Officers across the county will be out in force this week to raise awareness of modern slavery and human trafficking.
There have been recent cases across Lancashire and our message is that it is something that could be happening where you live.
From Monday, October 19 to Friday, October 23, they will be carrying out educational and operational visits with their partners to premises such as takeaways, nail bars, car washes, massage parlours and businesses that employ a large number of foreign workers.
Officers will also be speaking to the public in a bid to give them a better understanding of what modern slavery and human trafficking is.
Put simply, slavery or trafficking is the movement of a person from one place to another – this could be country to country, town to town, or even as simple as one room in a building to another – into conditions of exploitation, using deception, coercion, abuse of power or the abuse of the person’s vulnerability.
Detective Superintendent Sue Cawley, head of Lancashire Constabulary’s Public Protection Unit, said: “Modern slavery and human trafficking can cross over into various other areas of crime and in many cases Organised Crime Groups are responsible for the movement of people into and around the UK.

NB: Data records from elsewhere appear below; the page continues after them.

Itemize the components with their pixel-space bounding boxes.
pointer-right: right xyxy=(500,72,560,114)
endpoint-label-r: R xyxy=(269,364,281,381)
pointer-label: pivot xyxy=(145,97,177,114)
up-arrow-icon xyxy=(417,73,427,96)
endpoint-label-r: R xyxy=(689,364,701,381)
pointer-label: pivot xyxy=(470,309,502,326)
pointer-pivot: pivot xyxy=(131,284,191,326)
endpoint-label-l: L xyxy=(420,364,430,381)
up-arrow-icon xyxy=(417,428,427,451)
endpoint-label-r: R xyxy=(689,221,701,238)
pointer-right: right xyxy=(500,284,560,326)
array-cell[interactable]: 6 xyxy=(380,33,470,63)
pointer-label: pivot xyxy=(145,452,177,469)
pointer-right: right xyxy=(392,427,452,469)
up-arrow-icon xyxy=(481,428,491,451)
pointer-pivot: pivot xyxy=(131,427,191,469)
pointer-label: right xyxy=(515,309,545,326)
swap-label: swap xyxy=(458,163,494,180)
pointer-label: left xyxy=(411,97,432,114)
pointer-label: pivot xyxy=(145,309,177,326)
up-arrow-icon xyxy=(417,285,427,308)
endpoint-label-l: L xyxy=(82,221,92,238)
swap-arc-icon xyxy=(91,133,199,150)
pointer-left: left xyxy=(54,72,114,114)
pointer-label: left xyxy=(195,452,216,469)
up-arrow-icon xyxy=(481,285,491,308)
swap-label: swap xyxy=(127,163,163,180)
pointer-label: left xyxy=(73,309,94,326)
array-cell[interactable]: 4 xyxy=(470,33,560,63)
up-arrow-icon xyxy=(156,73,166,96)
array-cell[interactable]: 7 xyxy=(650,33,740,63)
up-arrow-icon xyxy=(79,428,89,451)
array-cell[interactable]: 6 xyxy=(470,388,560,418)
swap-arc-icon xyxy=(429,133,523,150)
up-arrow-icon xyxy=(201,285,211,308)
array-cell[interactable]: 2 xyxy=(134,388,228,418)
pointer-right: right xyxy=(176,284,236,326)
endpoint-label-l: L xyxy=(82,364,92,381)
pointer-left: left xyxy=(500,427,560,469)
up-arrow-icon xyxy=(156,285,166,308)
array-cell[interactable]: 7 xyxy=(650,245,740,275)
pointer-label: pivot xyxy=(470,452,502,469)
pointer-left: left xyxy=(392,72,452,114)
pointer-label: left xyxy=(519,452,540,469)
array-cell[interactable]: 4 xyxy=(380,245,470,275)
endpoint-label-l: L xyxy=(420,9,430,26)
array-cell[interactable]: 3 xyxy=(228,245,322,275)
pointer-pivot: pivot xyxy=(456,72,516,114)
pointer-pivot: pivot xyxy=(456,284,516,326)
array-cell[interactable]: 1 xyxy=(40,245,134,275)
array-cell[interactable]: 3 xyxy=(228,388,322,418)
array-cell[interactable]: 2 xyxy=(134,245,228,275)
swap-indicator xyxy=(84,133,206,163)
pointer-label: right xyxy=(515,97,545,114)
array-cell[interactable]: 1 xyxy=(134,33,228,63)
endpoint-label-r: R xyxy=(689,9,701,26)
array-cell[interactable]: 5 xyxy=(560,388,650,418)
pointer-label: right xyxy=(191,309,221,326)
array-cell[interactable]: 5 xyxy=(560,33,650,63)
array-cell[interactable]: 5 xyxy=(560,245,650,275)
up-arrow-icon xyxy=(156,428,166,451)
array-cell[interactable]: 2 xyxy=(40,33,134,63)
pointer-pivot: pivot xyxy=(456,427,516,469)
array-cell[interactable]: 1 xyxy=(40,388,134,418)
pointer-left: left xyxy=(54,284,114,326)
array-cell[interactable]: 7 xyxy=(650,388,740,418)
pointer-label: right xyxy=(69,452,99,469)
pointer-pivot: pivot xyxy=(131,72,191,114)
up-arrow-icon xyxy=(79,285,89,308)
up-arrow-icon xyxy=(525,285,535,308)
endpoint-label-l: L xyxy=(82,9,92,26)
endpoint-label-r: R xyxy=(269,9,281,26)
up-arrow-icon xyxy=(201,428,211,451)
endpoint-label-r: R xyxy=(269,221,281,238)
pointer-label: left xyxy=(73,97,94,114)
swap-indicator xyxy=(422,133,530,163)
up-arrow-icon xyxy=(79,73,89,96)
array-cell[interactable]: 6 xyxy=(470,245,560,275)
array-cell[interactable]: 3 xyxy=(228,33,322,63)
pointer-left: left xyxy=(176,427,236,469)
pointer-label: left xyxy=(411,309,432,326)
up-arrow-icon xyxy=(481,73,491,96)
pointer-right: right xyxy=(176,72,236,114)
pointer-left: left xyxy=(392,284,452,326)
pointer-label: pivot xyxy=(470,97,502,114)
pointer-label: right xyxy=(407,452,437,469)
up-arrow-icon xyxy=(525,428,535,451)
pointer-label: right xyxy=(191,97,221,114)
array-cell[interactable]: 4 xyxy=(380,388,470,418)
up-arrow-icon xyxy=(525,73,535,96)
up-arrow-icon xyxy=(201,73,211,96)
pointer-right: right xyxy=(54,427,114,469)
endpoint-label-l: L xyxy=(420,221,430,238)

“It is a complex area of policing and identifying it can be difficult, but we are already making progress in Lancashire.
“Only last month we became the first force in England and Wales to obtain an interim Slavery and Trafficking Risk Order against a man in Nelson. The order is made to protect vulnerable people who are at risk of exploitation and servitude, and in November an application will be heard for a full order to be granted.
“In June and July we executed warrants in Blackburn and Preston in which three Romanian women were found to be the victims of slavery and trafficking and are now being supported back in their home country with those arrested and charged awaiting further court proceedings.”
In Lancashire over the past 5 years we have made 25 arrests for offences linked to trafficking and slavery and over the past year we have seen 32 referrals of vulnerable adults and children who were identified as potential victims or at risk.
Detective Superintendent Sue Cawley added: “Although figures would suggest there isn’t a huge problem in our county, we know it is happening. Our aim this week is to continue to build upon the work we’ve already achieved in making people across Lancashire aware of modern slavery and encouraging people to report any suspicions to us. It’s important to remember that we won’t stop after this week and that work is undertaken 365 days a year.
“Sometimes, victims are unaware they are victims or are in fear of those controlling them which can prevent them from seeking help. I would urge anyone who feels they may be a victim or anyone who suspects that someone could be a victim of slavery or trafficking to contact us on 101 knowing that we can help them.”
Clive Grunshaw, Police and Crime Commissioner for Lancashire, said: “Modern slavery is a despicable crime that has no place in Lancashire.
“By working with partner agencies I want to ensure that everyone plays their part in tackling the issue, supporting victims and raising awareness.
“I am fully behind the great work of Lancashire Constabulary and am proud to support the week of action.”